Neues Präsidium, neue Spielregeln

Seine Bereitschaft, sich für das Amt zur Verfügung zu stellen, koppelte er an eine Voraussetzung: Die Organisation muss sich weiterentwickeln. Neues Präsidium, neue Spielregeln. „Wir wollen die operativen Ebenen zusammenführen“, sagt Nagel. Damit meint er, statt den „Alpha-Tieren“ die Marketing-, Sales-, und PR-Mitarbeiter mehr an einen Tisch zu bringen. Außerdem planen die Verantwortlichen von BOTA Kooperationen und Events zu verstärken. Auch deshalb sei Salm zufolge Nagel der richtige Mann. Damit kennt er sich aus, weil gerade Großveranstaltungen das „Best of von Garmisch-Partenkirchen“ seien. Damit noch nicht genug. Die Vorhaben-Liste enthält viele Punkte. Darunter will das BOTA-Team die Märkte beackern, Industriekooperationen schließen, die Homepage mit weiteren Geschichten aus den zwölf Orten Megève, Chamonix, Zermatt, Grindelwald, St. Moritz, Davos Klosters, Lech Zürs und St. Anton am Arlberg, Seefeld, Cortina d’Ampezzo, Kitzbühel und Garmisch-Partenkirchen füllen sowie zwei Produkte kreieren.

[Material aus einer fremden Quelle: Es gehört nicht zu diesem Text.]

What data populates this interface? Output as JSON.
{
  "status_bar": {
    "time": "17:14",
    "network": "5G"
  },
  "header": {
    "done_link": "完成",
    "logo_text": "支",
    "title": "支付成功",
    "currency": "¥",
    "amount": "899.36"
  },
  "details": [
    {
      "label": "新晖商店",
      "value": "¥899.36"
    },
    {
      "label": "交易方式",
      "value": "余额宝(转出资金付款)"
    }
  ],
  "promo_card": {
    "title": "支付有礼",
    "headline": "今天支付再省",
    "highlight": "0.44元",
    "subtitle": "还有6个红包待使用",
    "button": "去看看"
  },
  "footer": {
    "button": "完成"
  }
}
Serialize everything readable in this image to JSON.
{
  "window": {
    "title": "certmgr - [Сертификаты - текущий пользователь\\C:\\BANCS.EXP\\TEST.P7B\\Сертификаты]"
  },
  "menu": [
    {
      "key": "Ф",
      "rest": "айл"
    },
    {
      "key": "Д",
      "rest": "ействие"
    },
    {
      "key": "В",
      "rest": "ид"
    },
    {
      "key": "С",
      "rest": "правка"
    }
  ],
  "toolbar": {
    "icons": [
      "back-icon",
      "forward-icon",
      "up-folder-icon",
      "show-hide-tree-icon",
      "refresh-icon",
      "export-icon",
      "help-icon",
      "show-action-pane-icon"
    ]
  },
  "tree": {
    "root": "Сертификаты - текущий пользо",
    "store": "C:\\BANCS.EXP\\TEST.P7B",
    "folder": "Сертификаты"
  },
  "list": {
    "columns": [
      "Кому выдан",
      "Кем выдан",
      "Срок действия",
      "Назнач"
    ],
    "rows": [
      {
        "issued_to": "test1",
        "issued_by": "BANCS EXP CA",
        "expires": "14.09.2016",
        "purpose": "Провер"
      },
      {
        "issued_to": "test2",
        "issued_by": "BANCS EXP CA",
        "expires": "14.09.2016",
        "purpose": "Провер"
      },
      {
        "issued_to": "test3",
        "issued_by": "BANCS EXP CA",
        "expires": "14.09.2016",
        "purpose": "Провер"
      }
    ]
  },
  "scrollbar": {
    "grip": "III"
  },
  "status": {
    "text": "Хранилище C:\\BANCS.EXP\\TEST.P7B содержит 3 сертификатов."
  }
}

Gute Erfahrungen aus der Vergangenheit

Natürlich hofft Nagel, dass sein Heimatort von alledem profitiert. So wie die Kommune es ohnehin von der Zusammenarbeit mit BOTA tut. „Das ist eine zusätzliche Vermarktung, mit der wir Geschäft generieren können.“ Die Vergangenheit hat den Stellenwert gezeigt. „Wir haben ein unglaubliches Netzwerk, Kontakte, die wir sonst nicht hätten, und darüberhinaus so manch’ eine Übernachtung“, betont der Tourismuschef. Auch den Golf-Cup mit Award „hätten wir alleine nicht im Kreuz“. Und all das ist Garmisch-Partenkirchen mehr oder weniger in den Schoß gefallen, weil der Ort hinter der Premium-Marke „Best of the Alps“ steht. An den Vorzügen lässt er also keinen Zweifel: „Die Orte schaukeln sich in ein höheres Niveau.“

Doch trotz der großen Pläne wird Nagel, der im Vorfeld Bürgermeisterin Dr. Sigrid Meierhofer (SPD) und den Tourismusausschuss über seine Nominierung informiert hat, seine „normale“ Arbeit nicht vernachlässigen. Zeitmanagement – das A und O. „Das hält sich aber alles in einem verträglichen Rahmen“, sagt der Neugewählte. Zudem ist sein Amt auf zwei Jahre beschränkt, dann rückt automatisch der Vize, aktuell Hermann Fercher aus Lech-Zürs am Arlberg, nach. Eine erste Struktur-Änderung. So kommt in regelmäßigen Abständen jeder an die Reihe – und frischer Wind in die Tourismuskooperation. Diesem Druck muss sich Nagel nun stellen.